This thread has been locked.
If you have a related question, please click the "Ask a related question" button in the top right corner. The newly created question will be automatically linked to this question.
I am using an TMS320F2837xS cpu (C28x DSP core + FPU + CLA). I am trying to test floats for nan using isnan(). The macro implementation for this in math.h (compiler version 6.2.5 and 6.4.9) is defined as: isnan(x) ((x) != (x)). This is technically correct for nan's but it fails the test in the compiled code. I have looked at the assembly code that this produces and the code executes a CMPF32. In the instruction set manual (sprueo2b.pdf) the description for this instruction states that "NaN will be treated as infinity". If I change my code to test the float using isinf() then the test is true for a nan, but the definition for isinf() in math.h is comparing the float against +-INFINITY and INFINITY and NaN definitions differ in a binary sense. Is this the expected behavior? If this is the case why is the definition in math.h invalid?

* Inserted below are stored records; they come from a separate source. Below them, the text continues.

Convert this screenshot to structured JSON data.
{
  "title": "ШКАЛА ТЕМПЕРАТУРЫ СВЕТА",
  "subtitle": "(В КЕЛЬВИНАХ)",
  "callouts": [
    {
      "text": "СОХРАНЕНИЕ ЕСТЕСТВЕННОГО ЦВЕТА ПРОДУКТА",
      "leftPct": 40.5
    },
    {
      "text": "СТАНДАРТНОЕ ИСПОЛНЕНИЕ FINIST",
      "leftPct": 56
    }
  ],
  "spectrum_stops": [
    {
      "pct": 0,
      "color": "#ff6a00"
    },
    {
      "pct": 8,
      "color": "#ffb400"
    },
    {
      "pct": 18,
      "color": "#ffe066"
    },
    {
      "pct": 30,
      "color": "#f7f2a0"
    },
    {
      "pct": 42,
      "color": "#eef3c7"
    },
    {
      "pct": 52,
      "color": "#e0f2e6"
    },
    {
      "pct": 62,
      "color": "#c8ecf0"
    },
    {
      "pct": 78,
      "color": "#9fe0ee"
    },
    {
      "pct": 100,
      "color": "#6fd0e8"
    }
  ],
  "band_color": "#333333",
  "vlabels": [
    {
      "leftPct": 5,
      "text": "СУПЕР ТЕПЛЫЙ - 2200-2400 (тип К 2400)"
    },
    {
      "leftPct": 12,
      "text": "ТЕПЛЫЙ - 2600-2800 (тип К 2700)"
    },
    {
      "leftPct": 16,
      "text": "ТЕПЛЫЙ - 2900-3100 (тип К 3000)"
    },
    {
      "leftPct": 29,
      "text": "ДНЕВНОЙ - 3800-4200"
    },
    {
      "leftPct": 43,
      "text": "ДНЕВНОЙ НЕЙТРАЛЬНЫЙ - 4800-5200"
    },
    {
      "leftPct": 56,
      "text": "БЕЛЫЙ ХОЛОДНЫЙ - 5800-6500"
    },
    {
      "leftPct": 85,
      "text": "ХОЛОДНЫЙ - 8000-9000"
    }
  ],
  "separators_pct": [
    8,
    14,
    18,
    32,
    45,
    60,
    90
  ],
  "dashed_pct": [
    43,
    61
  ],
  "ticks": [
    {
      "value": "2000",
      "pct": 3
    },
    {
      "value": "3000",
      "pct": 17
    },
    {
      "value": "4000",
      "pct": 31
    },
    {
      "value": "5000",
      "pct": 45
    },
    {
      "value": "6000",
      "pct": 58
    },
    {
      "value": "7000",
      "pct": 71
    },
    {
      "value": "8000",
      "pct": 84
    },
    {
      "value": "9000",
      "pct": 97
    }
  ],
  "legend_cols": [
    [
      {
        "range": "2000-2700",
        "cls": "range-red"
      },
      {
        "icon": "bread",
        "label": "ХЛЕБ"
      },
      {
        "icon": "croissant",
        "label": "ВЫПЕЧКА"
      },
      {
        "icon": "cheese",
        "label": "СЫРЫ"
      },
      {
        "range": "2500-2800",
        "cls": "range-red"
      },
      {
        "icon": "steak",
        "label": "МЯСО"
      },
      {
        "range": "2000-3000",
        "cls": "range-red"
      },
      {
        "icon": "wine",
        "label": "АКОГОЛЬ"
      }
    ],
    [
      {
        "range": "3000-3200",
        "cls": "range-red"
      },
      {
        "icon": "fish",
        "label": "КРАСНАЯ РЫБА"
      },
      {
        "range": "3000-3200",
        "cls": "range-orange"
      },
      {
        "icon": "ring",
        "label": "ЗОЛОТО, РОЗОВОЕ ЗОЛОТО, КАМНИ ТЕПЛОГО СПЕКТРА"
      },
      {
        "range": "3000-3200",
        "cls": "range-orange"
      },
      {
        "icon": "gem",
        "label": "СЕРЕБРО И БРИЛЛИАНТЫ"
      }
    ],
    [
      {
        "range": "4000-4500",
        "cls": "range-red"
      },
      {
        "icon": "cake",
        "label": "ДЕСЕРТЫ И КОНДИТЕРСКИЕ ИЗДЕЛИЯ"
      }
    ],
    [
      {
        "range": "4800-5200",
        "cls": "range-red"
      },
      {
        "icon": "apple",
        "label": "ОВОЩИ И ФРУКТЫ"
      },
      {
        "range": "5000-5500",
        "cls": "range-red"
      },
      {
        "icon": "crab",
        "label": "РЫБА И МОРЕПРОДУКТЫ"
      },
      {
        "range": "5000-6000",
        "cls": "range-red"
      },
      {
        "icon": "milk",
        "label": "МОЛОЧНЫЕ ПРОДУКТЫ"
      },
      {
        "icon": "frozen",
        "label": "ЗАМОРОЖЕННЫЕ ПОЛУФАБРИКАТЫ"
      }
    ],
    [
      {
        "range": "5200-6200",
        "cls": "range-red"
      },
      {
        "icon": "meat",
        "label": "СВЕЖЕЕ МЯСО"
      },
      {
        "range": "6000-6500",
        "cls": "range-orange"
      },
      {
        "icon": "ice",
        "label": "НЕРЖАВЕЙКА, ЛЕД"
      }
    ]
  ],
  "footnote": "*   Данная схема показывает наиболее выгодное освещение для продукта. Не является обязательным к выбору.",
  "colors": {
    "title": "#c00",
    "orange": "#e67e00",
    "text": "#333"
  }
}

So currently, the implementation of isinf() returns true for a NaN (because the FPU HW is treating NaN as +Inf in the CMPF32 instruction). Is it reasonable to assume this will remain true with the current HW and future compiler implementations? ie is a suitable workaround (albeit confusing)?
So a macro defined as:
#define ISNAN(x) (isinf(x) || isnan(x))
would return true for the state of the compiler/HW now and in the future where either the compiler or the HW change to properly handle NaN. This assumes that isinf() does not change independently of isnan().